Lech Kaczynski

Angetrunkener Luftwaffenchef verursachte Absturz

Nach dem Absturz der polnischen Präsidentenmaschine im April 2010 benennt eine Expertenkommission einen Schuldigen: den alkoholisierten Luftwaffenchef.

Der tödliche Flugzeugabsturz des polnischen Präsidenten Lech Kaczynski in Russland ist nach Angaben einer Untersuchungskommission von dem angetrunkenen Luftwaffenchef an Bord verursacht worden. Das teilte die bilaterale Kommission in Moskau mit.

Der Kommandeur Andrzej Blasik habe bei dem Absturz vor neun Monaten mit 0,6 Promille Alkohol im Blut trotz Warnungen der russischen Flugüberwachung die Piloten zur Landung gezwungen. Blasik sei im Cockpit gewesen.

Bei der Flugzeugtragödie von Smolensk waren am 10. April 2010 Kaczynski, seine Frau sowie alle 94 weiteren Insassen der Präsidentenmaschine ums Leben gekommen.

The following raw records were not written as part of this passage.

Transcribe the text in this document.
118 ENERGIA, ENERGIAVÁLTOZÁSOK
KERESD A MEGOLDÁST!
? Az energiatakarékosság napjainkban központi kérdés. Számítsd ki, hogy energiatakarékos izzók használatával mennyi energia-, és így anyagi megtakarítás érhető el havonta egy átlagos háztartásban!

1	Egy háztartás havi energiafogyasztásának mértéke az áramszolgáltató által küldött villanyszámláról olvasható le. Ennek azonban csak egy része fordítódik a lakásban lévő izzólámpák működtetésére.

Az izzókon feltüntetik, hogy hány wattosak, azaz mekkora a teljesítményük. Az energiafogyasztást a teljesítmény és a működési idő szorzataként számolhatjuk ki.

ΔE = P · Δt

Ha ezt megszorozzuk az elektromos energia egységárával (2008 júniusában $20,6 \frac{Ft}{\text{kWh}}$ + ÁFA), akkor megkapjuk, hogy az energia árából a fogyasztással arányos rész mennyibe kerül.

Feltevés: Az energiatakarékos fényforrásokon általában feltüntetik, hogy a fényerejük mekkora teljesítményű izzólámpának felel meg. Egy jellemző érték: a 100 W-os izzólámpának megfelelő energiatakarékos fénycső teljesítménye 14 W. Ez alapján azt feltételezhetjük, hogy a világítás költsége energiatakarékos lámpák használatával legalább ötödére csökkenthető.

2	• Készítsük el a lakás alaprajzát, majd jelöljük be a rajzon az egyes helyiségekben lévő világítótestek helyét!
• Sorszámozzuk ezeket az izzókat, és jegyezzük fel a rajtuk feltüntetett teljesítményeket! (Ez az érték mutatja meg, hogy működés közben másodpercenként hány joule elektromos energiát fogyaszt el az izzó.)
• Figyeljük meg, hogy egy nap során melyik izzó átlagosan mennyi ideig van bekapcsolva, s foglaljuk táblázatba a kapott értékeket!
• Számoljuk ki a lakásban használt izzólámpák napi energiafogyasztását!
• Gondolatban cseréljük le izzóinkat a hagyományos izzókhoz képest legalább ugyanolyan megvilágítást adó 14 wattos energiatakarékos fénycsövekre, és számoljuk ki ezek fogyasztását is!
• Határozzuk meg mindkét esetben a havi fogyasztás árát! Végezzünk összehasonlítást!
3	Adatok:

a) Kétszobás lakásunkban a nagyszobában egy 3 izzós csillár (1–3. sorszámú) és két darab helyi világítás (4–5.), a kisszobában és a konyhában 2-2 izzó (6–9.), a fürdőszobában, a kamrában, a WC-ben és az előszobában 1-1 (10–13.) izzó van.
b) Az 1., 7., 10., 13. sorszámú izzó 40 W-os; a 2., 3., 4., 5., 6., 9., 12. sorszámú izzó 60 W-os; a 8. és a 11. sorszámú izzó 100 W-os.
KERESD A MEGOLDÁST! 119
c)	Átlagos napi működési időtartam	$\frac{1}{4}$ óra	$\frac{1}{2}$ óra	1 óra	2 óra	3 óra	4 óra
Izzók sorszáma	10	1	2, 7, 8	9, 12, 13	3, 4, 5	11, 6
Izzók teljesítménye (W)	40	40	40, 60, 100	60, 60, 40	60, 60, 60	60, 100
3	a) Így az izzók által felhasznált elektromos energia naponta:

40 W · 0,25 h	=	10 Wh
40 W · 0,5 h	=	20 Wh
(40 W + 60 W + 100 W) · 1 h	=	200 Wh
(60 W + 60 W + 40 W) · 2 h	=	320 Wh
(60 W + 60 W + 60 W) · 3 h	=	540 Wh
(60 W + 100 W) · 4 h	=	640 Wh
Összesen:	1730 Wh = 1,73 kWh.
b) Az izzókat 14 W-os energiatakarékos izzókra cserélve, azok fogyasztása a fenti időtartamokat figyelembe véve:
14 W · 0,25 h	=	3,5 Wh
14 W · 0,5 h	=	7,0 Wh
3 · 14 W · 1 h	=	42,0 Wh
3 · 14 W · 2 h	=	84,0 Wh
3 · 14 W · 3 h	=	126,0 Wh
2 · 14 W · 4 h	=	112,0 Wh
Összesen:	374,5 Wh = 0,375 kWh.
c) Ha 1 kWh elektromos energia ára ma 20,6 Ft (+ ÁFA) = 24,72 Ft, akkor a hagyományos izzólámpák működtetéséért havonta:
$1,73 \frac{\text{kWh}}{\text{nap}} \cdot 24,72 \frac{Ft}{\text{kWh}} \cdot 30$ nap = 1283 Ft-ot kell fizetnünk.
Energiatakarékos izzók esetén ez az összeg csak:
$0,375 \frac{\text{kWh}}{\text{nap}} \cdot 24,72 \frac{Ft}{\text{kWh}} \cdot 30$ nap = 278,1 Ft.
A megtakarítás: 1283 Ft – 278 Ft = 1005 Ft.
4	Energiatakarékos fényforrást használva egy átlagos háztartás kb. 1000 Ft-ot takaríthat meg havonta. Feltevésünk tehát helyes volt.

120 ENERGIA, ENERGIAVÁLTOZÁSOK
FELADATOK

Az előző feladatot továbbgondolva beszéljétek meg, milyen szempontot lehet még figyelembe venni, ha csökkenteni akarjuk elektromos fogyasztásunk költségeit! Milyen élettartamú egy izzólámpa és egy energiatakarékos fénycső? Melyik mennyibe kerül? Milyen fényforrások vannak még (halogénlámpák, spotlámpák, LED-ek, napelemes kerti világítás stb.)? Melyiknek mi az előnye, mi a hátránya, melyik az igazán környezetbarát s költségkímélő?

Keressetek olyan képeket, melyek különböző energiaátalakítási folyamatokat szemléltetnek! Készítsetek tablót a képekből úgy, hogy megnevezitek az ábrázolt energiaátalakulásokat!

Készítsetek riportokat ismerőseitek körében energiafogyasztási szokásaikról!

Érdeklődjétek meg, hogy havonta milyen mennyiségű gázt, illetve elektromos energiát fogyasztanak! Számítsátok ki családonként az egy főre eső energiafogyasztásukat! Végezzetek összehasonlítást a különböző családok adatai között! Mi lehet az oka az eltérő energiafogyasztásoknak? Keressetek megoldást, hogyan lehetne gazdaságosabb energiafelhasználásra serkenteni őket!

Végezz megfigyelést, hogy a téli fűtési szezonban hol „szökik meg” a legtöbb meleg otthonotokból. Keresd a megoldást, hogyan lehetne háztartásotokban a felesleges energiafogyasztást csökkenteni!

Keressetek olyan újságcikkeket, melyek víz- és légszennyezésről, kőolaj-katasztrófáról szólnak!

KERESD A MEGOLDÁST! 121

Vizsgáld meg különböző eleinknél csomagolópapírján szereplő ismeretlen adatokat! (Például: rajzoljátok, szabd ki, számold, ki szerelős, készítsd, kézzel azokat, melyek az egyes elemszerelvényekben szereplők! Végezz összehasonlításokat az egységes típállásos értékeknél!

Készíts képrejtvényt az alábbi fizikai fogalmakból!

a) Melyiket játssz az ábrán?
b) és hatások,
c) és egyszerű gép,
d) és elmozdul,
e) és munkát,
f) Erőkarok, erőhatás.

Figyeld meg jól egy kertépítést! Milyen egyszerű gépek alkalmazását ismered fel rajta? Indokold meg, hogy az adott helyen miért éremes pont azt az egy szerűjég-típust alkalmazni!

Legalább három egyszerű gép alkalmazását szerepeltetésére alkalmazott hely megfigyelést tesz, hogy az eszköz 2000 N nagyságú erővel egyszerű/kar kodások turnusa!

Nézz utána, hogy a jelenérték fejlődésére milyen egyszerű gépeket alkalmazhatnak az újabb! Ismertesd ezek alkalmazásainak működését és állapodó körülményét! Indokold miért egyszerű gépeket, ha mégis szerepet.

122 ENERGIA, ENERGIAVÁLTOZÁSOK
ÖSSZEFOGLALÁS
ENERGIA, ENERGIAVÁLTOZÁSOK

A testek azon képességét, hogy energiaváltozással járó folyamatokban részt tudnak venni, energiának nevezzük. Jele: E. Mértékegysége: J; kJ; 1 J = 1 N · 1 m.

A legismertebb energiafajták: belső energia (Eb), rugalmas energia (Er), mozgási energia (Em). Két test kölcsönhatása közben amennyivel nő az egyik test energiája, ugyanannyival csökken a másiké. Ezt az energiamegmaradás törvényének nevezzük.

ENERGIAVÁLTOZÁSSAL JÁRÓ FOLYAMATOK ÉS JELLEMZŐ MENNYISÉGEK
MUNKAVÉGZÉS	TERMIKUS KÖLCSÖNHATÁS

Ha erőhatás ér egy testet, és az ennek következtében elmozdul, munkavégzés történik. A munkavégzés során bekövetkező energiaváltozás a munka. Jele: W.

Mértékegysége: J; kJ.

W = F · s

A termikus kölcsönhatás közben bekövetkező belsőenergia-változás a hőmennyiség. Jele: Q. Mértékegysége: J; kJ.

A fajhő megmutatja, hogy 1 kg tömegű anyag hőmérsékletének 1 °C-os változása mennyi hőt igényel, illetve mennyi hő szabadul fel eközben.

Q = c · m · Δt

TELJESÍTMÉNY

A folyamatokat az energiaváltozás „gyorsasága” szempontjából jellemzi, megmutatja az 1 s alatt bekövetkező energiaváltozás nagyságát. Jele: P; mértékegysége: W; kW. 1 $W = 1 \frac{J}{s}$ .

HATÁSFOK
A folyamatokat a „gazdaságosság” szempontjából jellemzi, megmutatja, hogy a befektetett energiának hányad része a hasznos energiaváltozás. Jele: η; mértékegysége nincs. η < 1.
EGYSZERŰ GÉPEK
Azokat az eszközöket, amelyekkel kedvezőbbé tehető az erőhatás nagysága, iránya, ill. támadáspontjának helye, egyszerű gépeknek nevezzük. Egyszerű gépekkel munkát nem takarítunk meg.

Die Delegation war auf dem Weg ins russische Katyn, um der Opfer des Massakers an rund 22.000 Polen während des Zweiten Weltkriegs zu gedenken.

Beide Länder, deren Beziehungen durch die Ereignisse im Zweiten Weltkrieg historisch belastet sind, näherten sich in ihrer gemeinsamen Trauer anlässlich des Unglücks an. Allerdings wuchs später die Kritik Polens an den russischen Ermittlungen zur Absturzursache. Polens Ministerpräsident Donald Tusk bezeichnete vorläufige Ermittlungsergebnisse kürzlich als inakzeptabel und fehlerhaft.

Unmittelbar nach dem Absturz hatten russische Experten den Piloten der Maschine eine Mitschuld gegeben. Die Piloten hätten trotz mehrfacher Warnung versucht, die Maschine vom Typ Tupolew TU-154 im dichten Nebel auf dem Flughafen der westrussischen Stadt Smolensk zu landen.